Honduras elects first female president

Xiomara Castro, then-Presidential Candidate of the Libertad y Refundacion (Libre) Party, celebrates during general elections on November 28, 2021 in Tegucigalpa, Honduras.

Honduran President-elect Xiomara Castro, of the Libertad y Refundacion (Libre) Party, in Tegucigalpa, Honduras, on Sunday. Photo: Inti Ocon/Getty Images

Former Honduras first lady Xiomara Castro is set to become the country's first female president, after the ruling party conceded defeat in the country's elections on Tuesday night, per AP.

Why it matters: The democratic socialist and her Libre Party have broken a 12-year run for the conservative National Party, which U.S. prosecutors alleged fostered a "narco-state," note Axios Latino's Marina E. Franco and Russell Contreras.

Details: The National Party's Tegucigalpa Mayor Nasry Asfura said in a statement that he had congratulated Castro "personally," with about half the votes counted, AP reports.

  • Castro had a 53% share of the votes and Asfura 34%, with 52% of the ballots counted, according to the National Electoral Council, which has 30 days to declare a winner from the day of the election.

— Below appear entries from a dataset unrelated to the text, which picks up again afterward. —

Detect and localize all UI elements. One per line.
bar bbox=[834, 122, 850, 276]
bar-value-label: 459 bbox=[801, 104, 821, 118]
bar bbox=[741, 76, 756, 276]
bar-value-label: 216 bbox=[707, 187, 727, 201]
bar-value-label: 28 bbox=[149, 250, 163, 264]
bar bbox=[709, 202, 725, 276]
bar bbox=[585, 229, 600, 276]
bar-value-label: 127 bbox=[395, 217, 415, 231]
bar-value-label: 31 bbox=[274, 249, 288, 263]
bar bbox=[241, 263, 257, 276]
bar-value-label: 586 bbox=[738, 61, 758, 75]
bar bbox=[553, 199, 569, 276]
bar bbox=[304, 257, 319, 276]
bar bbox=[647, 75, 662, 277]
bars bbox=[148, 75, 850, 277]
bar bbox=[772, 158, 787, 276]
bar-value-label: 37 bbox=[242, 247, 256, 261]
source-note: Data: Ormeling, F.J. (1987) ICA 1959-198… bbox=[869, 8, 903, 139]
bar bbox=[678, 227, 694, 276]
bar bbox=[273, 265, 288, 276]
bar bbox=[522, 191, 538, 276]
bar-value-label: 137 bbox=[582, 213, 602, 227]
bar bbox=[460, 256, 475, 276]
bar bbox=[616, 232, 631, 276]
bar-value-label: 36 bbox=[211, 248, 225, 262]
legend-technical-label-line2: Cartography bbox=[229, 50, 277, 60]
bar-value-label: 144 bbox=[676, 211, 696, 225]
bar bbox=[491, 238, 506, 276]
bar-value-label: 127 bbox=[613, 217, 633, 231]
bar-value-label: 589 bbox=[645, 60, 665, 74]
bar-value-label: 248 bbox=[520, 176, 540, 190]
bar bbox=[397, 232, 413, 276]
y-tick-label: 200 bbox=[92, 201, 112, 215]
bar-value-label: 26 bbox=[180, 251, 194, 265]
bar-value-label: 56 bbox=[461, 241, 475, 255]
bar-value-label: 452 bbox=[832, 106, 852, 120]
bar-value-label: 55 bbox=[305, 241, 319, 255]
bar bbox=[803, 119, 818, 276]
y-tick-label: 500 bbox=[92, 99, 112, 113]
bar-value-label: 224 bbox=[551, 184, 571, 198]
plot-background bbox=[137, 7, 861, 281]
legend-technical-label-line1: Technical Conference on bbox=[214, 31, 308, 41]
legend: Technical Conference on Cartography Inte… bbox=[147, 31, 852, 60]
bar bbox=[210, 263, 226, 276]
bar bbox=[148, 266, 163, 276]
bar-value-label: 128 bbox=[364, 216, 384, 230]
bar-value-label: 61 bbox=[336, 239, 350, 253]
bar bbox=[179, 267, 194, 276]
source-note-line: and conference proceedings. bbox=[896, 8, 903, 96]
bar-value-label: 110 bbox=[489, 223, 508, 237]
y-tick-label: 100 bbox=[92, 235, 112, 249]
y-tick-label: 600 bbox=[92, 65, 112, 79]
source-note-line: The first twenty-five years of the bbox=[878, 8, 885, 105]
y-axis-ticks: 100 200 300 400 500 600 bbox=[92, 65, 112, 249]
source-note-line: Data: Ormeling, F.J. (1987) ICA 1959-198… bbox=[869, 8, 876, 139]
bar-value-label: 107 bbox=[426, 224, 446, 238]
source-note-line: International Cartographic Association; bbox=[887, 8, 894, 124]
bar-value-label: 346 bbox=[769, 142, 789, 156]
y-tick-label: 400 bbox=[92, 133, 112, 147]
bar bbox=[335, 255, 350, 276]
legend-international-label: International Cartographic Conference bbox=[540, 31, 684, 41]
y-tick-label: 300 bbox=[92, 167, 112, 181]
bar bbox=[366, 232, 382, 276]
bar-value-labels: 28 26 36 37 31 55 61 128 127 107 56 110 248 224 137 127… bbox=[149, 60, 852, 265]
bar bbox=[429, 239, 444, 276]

What they're saying: U.S. Secretary of State Antony Blinken congratulated Castro soon after Asfura conceded the election.

  • "The United States congratulates the people of Honduras on their election and Xiomara Castro on her historic victory as Honduras’ first female president," Blinken said in a statement. "We look forward to working with the next government of Honduras."

The big picture: Castro will succeed President Juan Orlando Hernández, who's been embroiled in accusations of electoral fraud since the 2017 vote and could face the U.S. justice system after he leaves office in January, Franco and Contreras write.

  • Honduras has essentially been in turmoil practically since 2009, when her husband, then-president Manuel Zelaya, was ousted in a coup over a disagreement with Congress.
  • The country is in the grip of growing unemployment and a shrinking economy amid rising violence and entrenched crime, with officials accused of rampant corruption and of close ties to drug traffickers, per Franco and Contreras.